In the chat I had opportunity to clarify my question. This is what I came up with - if it is acceptable, I would be happy if it could be the replacement for the old question:
In the news I saw an American politician praying for growing stock market prices.
Isn't this considered blasphemy, according to Christian beliefs, like praying to the golden calf?
I'm not interested in pointing on somebody - I'm interested in the question on how Christians view instrumentation of religion for doing a political campaign, involving praying for the Wall Street, as if the Wallstreet is a value on its own.
Therefore I made the connection to the Golden Calf.
The calf is a competing idol, and the Israelites spent their private gold to make it.
Maybe from the other side: If someone performs prayers for bread, he is asking for a core, valuable thing: Human life.
But asking for climbing stock markets is like asking for a main winning in the lottery.
It is not a decent, humble question, but challenging.
Asking for health can be seen as selfish too - but health is a core need - isn't it?

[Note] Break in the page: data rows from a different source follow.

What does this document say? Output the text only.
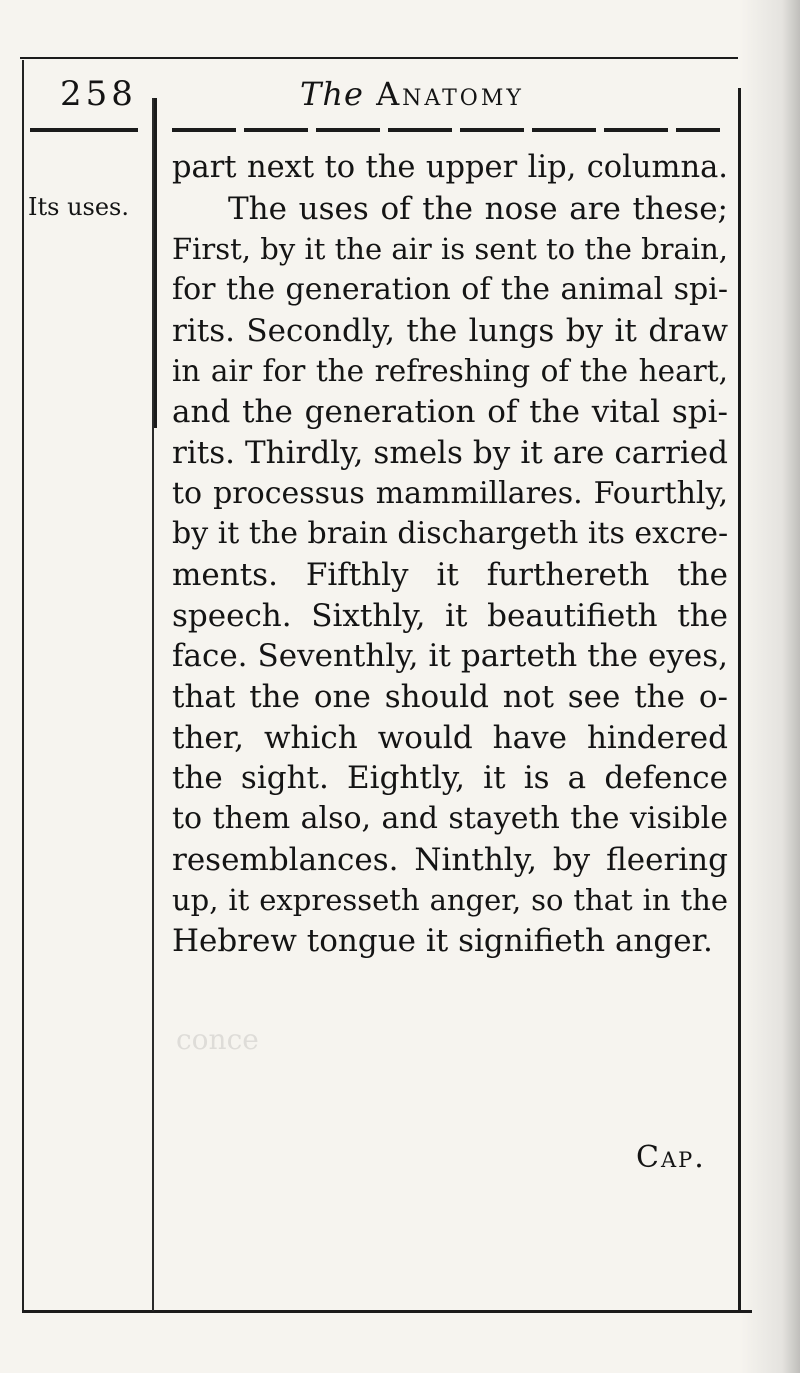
conce
258	The Anatomy
Its uses.
part next to the upper lip, columna.
The uses of the nose are these;
First, by it the air is sent to the brain,
for the generation of the animal spi-
rits. Secondly, the lungs by it draw
in air for the refreshing of the heart,
and the generation of the vital spi-
rits. Thirdly, smels by it are carried
to processus mammillares. Fourthly,
by it the brain dischargeth its excre-
ments. Fifthly it furthereth the
speech. Sixthly, it beautifieth the
face. Seventhly, it parteth the eyes,
that the one should not see the o-
ther, which would have hindered
the sight. Eightly, it is a defence
to them also, and stayeth the visible
resemblances. Ninthly, by fleering
up, it expresseth anger, so that in the
Hebrew tongue it signifieth anger.
Cap.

So for me it looks very absent minded, to ask for the SE-market to grow. And like an inversion of values - the real God is already the SE-market. God is only a tool, to make it grow. And that might be a reason to call it blasphemy, from a Christian viewpoint.
People don't come together to celebrate their community, or to praise the lord, but to praise the Stock market. And the whole campaign is in itself only a vehicle, to make a politician popular, a marketing instrument.